La marche à suivre en cas de problème
- Solliciter Enedis par écrit. Multipliez les courriers et conservez tout. C’est grâce aux courriers de 2015 et 2016 que les copropriétaires ont pu prouver le refus d’Enedis et établir le point de départ de la prescription.
- Saisir le Médiateur de l’Énergie. Gratuit et accessible sur https://www.energie-mediateur.fr/, il suspend le délai de prescription et sa recommandation pèsera en justice.
- Faire réaliser les travaux en urgence si nécessaire. Si la sécurité l’exige, ne restez pas bloqués. Choisissez un prestataire qualifié, faites ratifier le choix en assemblée générale, et conservez toutes les factures.
- Engager une action judiciaire. Vous avez 5 ans à compter du refus clair d’Enedis pour agir sur le fondement de la gestion d’affaire (articles 1301 et suivants du Code civil).
Une précision technique importante
La Cour d’appel commet une petite imprécision juridique en affirmant qu’Enedis serait propriétaire des colonnes montantes électriques. En réalité, la propriété est plus complexe : selon les articles L. 322-4 et L. 346-1 du Code de l’énergie, ces ouvrages appartiennent aux collectivités locales, appelées Autorités Organisatrices de la Distribution d’Électricité (AODE). Ces collectivités confient ensuite l’exploitation du réseau à Enedis par un système de concession.
Toutefois, cette erreur de la Cour n’a aucune conséquence pratique sur vos droits. Qu’Enedis soit propriétaire ou simple exploitant, le résultat est le même. C’est bien Enedis qui doit assurer la gestion, l’entretien et le renouvellement des colonnes montantes électriques. Sa responsabilité découle de sa qualité d’exploitant du réseau de distribution, et c’est à ce titre qu’elle peut être condamnée à rembourser les travaux.

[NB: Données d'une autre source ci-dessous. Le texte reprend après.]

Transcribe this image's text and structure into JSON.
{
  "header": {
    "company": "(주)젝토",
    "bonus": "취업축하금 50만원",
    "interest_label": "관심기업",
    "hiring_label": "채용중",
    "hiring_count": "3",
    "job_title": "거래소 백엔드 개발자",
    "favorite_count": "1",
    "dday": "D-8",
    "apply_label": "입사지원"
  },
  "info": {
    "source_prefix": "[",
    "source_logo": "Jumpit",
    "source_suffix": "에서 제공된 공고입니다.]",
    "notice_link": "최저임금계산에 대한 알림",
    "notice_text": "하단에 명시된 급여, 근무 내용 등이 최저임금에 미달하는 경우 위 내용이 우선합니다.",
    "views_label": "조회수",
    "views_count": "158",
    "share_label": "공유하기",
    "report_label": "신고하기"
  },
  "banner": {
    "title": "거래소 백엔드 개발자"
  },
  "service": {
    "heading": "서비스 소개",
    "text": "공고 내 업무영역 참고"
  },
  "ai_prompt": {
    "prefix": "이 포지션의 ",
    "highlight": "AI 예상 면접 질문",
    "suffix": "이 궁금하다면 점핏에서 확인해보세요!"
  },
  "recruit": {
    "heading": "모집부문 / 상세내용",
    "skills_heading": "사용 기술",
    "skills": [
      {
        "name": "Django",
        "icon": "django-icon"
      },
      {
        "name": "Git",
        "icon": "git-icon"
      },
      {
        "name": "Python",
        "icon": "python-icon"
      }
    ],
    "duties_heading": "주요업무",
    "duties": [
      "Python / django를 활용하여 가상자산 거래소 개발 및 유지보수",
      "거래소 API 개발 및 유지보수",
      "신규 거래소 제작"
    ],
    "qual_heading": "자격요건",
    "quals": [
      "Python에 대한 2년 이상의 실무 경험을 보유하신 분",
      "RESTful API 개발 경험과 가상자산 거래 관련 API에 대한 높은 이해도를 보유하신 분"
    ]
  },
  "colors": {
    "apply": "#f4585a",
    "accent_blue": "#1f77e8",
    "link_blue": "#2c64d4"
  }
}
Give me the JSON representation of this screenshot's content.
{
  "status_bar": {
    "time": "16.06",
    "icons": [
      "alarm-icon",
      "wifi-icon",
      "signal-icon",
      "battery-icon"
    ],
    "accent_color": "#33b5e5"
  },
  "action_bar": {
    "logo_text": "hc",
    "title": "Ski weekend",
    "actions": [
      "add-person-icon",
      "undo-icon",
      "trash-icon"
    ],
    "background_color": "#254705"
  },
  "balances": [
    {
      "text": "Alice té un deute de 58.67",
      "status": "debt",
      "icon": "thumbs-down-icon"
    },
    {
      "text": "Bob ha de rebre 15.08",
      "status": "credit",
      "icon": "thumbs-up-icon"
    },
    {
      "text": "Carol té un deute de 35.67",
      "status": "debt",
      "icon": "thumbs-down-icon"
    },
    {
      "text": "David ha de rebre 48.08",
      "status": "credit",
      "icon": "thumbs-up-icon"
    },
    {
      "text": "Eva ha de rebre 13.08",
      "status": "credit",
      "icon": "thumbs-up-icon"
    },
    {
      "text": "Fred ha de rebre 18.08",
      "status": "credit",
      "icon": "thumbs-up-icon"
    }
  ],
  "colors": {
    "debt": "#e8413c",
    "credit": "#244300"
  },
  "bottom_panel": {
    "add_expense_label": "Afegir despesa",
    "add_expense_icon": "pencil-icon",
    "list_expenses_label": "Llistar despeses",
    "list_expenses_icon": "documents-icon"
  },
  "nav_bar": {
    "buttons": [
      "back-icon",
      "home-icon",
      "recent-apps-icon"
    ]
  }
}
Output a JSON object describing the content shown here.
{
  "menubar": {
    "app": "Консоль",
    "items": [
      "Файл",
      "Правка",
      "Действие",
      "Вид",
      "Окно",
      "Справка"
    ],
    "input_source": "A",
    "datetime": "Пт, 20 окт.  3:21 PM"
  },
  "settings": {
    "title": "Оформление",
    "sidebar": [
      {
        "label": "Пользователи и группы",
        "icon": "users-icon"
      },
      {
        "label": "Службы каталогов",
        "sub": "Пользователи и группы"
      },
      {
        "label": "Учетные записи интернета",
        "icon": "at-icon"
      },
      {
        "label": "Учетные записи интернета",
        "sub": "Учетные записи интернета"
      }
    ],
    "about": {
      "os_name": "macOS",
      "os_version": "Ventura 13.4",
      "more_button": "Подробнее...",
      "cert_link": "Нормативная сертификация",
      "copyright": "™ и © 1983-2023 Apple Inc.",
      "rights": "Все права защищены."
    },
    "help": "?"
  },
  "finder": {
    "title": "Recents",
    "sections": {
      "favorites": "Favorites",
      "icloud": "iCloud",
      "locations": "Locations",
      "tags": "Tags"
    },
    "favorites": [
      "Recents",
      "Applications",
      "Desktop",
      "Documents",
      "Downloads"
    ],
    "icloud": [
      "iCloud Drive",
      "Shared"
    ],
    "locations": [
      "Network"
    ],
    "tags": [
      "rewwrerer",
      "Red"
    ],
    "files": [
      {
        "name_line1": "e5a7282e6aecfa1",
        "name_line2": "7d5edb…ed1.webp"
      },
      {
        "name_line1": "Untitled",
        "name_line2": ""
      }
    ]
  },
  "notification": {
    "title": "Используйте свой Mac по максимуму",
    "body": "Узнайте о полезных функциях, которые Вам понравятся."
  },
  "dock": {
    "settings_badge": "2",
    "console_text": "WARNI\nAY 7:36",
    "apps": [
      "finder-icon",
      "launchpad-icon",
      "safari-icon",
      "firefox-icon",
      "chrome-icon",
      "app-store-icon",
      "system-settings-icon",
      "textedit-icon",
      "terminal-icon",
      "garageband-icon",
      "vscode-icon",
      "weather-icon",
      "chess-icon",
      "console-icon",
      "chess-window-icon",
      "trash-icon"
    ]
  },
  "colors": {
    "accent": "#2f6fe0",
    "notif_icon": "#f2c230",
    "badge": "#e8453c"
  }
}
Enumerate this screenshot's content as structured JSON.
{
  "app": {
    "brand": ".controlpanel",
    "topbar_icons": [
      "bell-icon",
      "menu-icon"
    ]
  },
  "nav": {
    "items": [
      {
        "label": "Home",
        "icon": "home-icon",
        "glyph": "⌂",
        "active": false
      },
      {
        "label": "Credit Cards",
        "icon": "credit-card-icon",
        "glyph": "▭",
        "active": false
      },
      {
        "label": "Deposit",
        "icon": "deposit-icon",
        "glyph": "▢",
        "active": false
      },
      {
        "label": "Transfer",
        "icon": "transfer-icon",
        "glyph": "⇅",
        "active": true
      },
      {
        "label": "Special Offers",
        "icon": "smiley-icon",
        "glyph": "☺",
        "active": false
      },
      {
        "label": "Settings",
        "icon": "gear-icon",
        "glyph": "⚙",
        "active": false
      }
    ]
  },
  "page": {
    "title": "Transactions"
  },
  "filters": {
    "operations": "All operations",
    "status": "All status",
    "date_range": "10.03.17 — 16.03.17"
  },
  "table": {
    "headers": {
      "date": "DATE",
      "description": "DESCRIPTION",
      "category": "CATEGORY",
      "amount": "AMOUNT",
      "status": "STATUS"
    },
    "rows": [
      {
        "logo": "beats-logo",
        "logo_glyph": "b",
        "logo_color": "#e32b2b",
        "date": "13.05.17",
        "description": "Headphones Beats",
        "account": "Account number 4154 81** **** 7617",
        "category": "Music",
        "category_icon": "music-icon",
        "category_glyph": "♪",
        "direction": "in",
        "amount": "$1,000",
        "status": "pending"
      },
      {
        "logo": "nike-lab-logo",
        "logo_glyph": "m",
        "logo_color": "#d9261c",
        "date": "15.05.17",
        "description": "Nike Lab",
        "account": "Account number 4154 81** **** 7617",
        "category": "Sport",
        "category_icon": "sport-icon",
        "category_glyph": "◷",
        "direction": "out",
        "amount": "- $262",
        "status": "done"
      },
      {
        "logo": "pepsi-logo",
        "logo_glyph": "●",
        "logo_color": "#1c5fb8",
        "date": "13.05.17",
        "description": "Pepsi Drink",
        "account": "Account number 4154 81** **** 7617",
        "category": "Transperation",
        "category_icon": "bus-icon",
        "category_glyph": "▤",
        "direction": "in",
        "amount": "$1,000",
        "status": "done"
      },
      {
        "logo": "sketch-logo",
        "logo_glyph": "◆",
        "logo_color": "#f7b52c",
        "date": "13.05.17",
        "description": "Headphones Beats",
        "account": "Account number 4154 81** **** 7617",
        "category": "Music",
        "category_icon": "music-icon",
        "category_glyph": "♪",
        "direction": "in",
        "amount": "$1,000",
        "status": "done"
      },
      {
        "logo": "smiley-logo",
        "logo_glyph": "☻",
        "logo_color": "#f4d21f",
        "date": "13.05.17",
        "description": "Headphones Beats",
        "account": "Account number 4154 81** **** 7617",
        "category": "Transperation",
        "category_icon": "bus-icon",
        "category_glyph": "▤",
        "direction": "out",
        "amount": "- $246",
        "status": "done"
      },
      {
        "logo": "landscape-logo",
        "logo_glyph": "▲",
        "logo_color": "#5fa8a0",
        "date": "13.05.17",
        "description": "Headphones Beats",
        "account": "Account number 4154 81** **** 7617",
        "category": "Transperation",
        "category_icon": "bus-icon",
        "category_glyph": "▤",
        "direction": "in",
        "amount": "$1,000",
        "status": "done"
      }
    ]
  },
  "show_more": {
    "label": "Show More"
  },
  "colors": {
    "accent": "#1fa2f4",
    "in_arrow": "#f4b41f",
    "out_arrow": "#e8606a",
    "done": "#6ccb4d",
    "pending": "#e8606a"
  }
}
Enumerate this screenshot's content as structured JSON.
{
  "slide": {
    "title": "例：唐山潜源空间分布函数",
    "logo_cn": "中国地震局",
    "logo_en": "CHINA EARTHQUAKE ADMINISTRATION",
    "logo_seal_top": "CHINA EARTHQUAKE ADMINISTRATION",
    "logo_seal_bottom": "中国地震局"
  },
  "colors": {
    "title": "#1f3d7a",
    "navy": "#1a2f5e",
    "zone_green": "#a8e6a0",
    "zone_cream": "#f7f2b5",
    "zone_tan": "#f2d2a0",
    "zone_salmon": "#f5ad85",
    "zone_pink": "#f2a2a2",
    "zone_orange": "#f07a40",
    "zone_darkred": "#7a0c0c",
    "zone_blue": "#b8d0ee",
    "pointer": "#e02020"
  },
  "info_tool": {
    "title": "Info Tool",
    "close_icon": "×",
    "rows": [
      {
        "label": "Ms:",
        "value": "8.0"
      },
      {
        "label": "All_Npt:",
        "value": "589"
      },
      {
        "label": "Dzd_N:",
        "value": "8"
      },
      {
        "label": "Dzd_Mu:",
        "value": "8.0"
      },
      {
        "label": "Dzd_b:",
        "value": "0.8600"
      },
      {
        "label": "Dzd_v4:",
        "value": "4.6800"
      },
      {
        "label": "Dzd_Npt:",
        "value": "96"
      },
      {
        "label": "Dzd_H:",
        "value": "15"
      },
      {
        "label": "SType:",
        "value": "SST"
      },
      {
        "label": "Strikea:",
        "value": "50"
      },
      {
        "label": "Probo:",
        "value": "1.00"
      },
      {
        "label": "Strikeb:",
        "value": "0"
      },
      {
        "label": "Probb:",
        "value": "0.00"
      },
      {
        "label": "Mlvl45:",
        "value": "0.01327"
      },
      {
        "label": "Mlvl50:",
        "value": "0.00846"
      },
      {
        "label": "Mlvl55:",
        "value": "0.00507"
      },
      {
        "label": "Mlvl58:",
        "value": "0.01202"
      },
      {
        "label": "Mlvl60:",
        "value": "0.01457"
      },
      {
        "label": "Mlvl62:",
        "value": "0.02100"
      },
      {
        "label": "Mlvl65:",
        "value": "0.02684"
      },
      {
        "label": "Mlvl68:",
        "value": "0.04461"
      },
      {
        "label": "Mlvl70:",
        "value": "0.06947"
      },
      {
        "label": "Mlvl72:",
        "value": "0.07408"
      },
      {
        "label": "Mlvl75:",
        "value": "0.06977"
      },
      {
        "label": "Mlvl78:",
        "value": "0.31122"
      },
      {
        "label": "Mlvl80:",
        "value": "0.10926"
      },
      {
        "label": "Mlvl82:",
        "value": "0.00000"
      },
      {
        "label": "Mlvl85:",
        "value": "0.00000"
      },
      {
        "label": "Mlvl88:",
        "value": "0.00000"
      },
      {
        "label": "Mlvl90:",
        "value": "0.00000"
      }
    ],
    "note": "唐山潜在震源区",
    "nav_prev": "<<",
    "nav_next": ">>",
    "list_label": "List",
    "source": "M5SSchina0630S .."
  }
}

Pour vous, copropriétaires, retenez l’essentiel. Votre interlocuteur pour tous les problèmes de colonne montante électrique reste Enedis sur 95% du territoire. Dans certaines zones géographiques, notamment dans des villes comme Strasbourg, Metz, Grenoble ou Bordeaux, ce sont des Entreprises Locales de Distribution (ELD) qui gèrent le réseau électrique. Toutefois, le raisonnement juridique et vos droits au remboursement restent identiques, quel que soit le gestionnaire de votre secteur.